L’erosione della costa sembra ormai un lontano ricordo. Le cause che stanno determinando un problema che modificherà sostanzialmente gli equilibri del precario sistema ambientale appaiono superate. Tanto che il consigliere comunale e delegato al Turismo del comune di Ladispoli, signor Federico Ascani, nel richiamare l’attenzione sulle difficoltà che vive la palude di Torre Flavia e per rilanciarne la valorizzazione, dichiara: “Il monumento naturale palude di Torre Flavia nonostante alcune criticità, rappresenta uno degli ambienti naturali più preziosi ed affascinanti del nostro territorio”. Con queste parole ha presentato il progetto di rilancio della palude, finanziato con soldi provenienti dalla Provincia di Roma e realizzato in collaborazione con l’associazione ambientalista Marevivo.
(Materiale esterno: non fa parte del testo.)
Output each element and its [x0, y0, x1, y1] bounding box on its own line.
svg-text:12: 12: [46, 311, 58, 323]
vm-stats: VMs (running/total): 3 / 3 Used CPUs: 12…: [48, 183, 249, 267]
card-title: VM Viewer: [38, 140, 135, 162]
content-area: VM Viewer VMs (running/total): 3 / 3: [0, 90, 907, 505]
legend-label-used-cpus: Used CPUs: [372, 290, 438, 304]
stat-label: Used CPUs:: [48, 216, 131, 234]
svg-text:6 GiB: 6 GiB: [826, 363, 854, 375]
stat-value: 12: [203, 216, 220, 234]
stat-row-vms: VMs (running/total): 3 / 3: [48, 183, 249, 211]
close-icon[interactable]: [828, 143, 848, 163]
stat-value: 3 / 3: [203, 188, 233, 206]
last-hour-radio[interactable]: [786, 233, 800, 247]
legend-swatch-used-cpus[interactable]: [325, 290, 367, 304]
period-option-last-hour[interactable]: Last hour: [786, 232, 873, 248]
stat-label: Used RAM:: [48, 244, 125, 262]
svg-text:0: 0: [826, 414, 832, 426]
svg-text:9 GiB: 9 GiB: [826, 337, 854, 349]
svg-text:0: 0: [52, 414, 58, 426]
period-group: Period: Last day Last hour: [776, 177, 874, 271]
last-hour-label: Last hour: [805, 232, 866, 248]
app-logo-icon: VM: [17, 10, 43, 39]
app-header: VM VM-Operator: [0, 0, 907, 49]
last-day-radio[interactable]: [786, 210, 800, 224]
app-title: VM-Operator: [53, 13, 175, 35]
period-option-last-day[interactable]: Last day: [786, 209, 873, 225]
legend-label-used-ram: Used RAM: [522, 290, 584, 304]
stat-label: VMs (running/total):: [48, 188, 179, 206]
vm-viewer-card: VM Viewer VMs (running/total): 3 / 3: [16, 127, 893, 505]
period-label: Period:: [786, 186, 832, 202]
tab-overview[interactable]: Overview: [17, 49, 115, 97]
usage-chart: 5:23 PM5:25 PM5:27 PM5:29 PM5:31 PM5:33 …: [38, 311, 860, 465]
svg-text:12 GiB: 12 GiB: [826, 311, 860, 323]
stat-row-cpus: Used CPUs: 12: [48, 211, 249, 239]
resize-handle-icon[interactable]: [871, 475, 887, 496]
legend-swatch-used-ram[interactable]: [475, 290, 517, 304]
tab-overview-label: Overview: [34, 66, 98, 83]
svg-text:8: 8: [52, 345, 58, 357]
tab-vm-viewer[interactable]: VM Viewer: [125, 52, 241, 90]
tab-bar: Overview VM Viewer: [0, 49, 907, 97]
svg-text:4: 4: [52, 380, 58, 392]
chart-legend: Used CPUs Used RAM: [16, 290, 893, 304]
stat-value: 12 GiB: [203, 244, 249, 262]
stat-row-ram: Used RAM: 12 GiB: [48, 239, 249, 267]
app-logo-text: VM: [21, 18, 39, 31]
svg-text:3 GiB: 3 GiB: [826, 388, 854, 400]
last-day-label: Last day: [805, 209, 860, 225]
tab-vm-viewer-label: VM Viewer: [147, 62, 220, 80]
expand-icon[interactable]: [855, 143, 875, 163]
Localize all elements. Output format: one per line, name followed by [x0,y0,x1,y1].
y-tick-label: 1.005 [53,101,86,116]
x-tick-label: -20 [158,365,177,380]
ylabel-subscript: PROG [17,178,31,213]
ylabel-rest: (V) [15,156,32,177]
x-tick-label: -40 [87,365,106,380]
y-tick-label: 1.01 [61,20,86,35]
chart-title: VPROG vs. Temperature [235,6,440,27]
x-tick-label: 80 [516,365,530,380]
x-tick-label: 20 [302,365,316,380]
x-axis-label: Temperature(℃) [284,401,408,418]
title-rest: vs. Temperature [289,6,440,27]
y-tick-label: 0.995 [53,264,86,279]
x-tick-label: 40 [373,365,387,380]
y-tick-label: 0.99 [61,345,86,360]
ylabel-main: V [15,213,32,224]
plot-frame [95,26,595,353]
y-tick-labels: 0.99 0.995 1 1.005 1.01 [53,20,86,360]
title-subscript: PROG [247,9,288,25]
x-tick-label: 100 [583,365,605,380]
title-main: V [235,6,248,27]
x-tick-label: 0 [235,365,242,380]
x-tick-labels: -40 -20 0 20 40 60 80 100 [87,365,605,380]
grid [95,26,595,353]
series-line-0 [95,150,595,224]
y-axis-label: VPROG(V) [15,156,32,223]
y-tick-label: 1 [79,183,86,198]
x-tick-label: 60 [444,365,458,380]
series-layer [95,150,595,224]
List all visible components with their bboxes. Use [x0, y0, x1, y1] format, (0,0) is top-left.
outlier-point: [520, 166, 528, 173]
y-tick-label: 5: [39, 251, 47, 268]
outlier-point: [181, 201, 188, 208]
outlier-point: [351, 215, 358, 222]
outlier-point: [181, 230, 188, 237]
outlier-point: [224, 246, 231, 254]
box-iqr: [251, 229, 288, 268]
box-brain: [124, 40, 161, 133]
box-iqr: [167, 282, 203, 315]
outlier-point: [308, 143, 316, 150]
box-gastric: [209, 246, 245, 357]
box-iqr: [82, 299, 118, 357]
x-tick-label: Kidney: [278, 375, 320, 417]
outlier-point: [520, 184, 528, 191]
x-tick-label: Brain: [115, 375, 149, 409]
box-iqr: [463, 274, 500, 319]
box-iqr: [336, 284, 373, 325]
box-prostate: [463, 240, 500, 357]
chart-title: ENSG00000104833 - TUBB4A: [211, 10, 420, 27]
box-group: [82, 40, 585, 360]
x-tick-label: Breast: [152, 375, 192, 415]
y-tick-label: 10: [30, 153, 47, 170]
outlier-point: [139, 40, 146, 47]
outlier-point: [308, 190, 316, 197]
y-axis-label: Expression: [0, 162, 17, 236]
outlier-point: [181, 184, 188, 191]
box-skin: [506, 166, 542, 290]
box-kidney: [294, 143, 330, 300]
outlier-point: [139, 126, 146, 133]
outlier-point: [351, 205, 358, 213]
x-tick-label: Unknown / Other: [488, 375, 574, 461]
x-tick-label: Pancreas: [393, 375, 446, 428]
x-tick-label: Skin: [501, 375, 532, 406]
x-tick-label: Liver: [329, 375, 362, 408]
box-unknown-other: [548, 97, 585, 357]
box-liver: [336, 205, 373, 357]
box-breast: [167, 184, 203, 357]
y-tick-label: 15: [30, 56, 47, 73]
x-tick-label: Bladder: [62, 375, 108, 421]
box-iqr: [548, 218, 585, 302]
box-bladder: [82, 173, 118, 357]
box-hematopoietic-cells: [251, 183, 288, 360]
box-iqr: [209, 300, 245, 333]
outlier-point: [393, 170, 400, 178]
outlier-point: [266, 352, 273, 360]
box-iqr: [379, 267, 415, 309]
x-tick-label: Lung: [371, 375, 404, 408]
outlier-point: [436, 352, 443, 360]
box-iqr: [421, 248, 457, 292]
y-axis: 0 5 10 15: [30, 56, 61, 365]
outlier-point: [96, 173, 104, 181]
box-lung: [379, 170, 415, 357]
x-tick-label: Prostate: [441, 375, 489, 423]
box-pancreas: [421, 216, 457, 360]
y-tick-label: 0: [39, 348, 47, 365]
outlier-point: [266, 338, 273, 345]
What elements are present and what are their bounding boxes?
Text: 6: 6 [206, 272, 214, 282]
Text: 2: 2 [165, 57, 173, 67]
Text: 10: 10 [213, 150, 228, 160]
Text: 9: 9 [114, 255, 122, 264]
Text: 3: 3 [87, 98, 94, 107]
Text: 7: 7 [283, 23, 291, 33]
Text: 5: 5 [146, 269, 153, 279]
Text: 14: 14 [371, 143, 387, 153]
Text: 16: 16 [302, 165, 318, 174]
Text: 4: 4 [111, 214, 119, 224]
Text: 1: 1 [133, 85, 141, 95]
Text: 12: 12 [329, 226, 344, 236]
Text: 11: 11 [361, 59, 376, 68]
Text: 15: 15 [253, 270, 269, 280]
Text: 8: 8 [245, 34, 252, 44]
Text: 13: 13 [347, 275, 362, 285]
“Già presentato ad alcune scolaresche della nostra città – ha proseguito Ascani – il progetto ha previsto la realizzazione di pannelli informativi, alcuni riguardanti i fondali e la prateria di Poseidonia oceanica, che andranno ad integrare le informazioni sulla palude già presenti. Altra segnaletica, anche il lingua straniera, riguardano le norme di una corretta fruizione dell’area come anche la comunicazione dei valori e delle fragilità dell’ambiente naturale presente. Per ottimizzare l’azione di conservazione il progetto ha previsto la realizzazione di delimitazioni dissuasive per il controllo del calpestio: tra tutti i possibili meccanismi di degrado delle dune, il calpestio prodotto dai fruitori della spiaggia costituisce l’elemento di grande disturbo. Il passaggio massiccio e ripetuto dei bagnanti crea una rete di canalizzazioni con erosione delle sabbie e danneggiamento della vegetazione”.
Tutto qui? E i danni provocati dalla mancanza di interventi a protezione della duna? E che dire dell’opera che doveva iniziare a Novembre scorso, che serviva a mettere in sicurezza il tratto di mare compreso tra Porto Pidocchio e Torre Flavia? Il delegato di questo non parla. Sfiora l’argomento, pur evidenziando il problema esistente, il vicesindaco Giorgio Lauria: “Il progetto dell’Assessorato al turismo costituisce una significativa e meritoria attenzione verso un patrimonio ambientale che va salvaguardato. L’erosione della costa antistante il sito continua ad impegnarci, unitamente alla Provincia di Roma e alla Regione Lazio, per la realizzazione di un progetto che mira a tutelare la palude”.
Ma non sarebbe il caso di fare un po’ di chiarezza in merito a quanto sta accadendo alle risorse (i soldi) che la Regione del Presidente Zingaretti deve al Comune di Ladispoli, tanto che il sindaco Paliotta pochi giorni orsono aveva tuonato: “Faremo gli atti ingiuntivi alla Regione”? Resta un’ultima domanda da rivolgere ad Ascani e Lauria: ma i milioni che erano stati stanziati per la salvaguardia della costa in quale capitolo di bilancio regionale sono finiti?